Fernandez wrote in an open letter to British Prime Minister David Cameron that the Falklands, known as Las Malvinas in Argentina, were colonized by the UK 180 years ago and should be returned.
"The Argentines on the Islands were expelled by the Royal Navy, and the United Kingdom subsequently began a population implantation process similar to that applied to other territories under colonial rule,” she said in the letter, which was also copied to U.N. Secretary-General Ban Ki-moon, CNN reported.
"Since then, Britain, the colonial power, has refused to return the territories to the Argentine Republic, thus preventing it from restoring its territorial integrity."
Fernandez cited a 1965 U.N. resolution, calling on the two countries to resolve the dispute, though Cameron has refused to engage in bilateral talks, emphasizing the rights of the Falkland Islanders to determine their sovereignty.

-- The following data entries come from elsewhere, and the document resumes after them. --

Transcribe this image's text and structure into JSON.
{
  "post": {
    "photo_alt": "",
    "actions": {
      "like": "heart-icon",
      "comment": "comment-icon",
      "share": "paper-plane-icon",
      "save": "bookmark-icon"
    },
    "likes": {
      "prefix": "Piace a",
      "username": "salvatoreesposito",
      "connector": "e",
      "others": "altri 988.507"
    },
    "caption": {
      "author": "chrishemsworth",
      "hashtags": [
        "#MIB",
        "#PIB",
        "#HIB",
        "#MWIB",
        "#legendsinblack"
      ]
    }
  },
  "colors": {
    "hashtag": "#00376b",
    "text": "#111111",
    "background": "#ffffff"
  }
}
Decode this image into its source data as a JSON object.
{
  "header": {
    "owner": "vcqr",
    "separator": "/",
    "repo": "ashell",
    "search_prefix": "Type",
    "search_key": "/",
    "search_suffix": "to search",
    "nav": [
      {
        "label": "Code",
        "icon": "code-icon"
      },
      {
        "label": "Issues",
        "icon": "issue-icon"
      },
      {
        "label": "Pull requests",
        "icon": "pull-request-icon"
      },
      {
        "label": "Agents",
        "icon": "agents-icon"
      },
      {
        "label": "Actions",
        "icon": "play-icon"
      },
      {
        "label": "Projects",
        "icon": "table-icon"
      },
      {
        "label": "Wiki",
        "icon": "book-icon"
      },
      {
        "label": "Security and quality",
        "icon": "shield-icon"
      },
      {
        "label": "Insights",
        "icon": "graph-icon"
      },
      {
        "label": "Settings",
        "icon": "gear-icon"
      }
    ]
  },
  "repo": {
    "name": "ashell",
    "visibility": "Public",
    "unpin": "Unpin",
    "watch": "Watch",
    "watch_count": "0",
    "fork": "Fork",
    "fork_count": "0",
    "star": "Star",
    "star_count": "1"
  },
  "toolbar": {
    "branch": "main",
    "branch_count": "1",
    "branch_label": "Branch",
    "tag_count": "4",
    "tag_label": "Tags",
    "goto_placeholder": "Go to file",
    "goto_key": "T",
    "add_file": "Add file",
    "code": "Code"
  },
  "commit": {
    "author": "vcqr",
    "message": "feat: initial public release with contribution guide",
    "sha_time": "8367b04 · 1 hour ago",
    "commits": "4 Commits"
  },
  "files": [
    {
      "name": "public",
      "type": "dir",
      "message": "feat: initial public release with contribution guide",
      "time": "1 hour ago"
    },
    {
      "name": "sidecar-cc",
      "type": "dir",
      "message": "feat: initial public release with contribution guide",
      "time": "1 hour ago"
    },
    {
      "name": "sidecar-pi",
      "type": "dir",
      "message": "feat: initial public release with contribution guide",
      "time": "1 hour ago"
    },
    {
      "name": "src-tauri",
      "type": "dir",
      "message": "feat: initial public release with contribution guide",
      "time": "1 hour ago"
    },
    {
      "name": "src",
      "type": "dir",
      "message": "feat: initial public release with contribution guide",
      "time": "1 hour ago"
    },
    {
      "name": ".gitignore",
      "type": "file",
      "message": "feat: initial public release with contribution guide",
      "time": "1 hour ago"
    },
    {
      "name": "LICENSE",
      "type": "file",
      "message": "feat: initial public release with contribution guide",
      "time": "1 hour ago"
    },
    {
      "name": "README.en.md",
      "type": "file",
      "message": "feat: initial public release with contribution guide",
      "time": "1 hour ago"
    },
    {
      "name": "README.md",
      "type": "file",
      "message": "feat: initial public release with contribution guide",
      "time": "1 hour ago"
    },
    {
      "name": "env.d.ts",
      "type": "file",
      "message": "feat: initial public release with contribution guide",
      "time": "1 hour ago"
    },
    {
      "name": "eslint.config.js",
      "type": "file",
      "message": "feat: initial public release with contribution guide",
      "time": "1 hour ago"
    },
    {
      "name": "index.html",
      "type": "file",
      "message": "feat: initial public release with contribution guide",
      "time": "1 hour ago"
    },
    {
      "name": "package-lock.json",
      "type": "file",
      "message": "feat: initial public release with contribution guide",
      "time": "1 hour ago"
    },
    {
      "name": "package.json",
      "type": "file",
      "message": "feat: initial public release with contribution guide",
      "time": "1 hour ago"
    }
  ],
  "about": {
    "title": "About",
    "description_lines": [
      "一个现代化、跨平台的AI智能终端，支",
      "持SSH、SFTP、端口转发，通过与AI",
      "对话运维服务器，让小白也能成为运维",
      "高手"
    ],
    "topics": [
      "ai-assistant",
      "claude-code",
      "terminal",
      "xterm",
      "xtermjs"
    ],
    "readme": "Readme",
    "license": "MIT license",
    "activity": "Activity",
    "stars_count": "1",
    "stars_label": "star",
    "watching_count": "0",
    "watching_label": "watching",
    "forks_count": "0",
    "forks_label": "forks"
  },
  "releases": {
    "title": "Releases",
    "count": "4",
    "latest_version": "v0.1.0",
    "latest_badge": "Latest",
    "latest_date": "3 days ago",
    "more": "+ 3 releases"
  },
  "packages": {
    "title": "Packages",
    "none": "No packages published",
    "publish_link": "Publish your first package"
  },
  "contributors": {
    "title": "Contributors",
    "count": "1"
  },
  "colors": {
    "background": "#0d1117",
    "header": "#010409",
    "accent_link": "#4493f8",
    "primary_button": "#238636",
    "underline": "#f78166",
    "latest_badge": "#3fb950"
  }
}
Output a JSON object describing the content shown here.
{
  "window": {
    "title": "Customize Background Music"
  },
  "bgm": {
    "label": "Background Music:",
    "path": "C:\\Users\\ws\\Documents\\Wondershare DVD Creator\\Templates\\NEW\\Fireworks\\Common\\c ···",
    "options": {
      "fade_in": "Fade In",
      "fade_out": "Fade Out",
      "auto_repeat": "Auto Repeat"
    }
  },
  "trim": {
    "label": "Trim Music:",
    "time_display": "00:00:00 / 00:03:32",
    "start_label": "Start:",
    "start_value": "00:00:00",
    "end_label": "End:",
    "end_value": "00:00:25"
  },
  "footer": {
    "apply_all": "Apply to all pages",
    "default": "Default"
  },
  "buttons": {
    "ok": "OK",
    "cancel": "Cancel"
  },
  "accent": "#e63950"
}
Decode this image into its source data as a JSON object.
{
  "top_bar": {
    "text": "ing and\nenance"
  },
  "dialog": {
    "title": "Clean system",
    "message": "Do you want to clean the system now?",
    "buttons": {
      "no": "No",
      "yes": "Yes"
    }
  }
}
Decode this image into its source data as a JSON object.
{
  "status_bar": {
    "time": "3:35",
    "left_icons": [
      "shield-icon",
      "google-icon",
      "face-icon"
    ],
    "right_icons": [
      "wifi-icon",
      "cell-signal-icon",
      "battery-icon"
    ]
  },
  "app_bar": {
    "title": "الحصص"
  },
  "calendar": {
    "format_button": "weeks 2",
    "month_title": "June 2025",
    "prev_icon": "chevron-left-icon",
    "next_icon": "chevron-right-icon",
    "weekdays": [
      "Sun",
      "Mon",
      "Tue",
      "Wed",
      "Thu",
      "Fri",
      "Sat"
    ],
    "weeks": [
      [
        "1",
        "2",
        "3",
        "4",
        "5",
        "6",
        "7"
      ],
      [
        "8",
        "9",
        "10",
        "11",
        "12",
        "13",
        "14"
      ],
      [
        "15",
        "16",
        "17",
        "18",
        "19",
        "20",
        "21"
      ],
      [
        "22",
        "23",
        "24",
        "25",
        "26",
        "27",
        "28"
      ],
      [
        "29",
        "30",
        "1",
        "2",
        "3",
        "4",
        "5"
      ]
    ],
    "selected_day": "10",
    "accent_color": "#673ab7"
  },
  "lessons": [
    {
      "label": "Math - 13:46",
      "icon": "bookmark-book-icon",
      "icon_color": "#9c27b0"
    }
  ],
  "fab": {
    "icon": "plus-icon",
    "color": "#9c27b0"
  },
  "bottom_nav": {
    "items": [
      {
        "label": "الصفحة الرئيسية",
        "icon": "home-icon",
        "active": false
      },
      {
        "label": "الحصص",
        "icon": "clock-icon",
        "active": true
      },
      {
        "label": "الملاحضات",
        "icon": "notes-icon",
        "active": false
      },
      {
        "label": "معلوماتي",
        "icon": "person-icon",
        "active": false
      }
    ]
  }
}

"Unlike the government of Argentina, the United Kingdom respects the right of our people to determine our own affairs, a right that is enshrined in the U.N. Charter and which is ignored by Argentina," Cameron said, according to the BBC.
"There are three parties to this debate, not just two as Argentina likes to pretend,” he added. "The islanders can't just be written out of history."
Argentina went to war with Britain over the islands in 1982, occupying them for more than two months until suffering defeat by a British naval expeditionary force. There were 649 deaths on the Argentine side and 255 on Britain’s.
The Falkland Islands became a British overseas territory after the colonial period -- which the UK Foreign Office claims extends back to 1765 and conflicts with Fernandez’s 1823 date -- and continues to receive British military support.
Residents of the Falkland Islands, currently a population of roughly 3,000, have scheduled a referendum in March that will determine their position on the territory’s sovereignty.
Cameron expressed his support for the referendum in response to Fernandez’s letter.
"The future of the Falkland Islands should be determined by the Falkland Islanders themselves -- the people who live there," Cameron said, the BBC reported.
"They're holding a referendum this year, and I hope the president of Argentina will listen to that referendum and recognize it is for the Falkland Islanders to choose their future, and, as long as they choose to stay with the United Kingdom, they have my 100 percent backing," he added.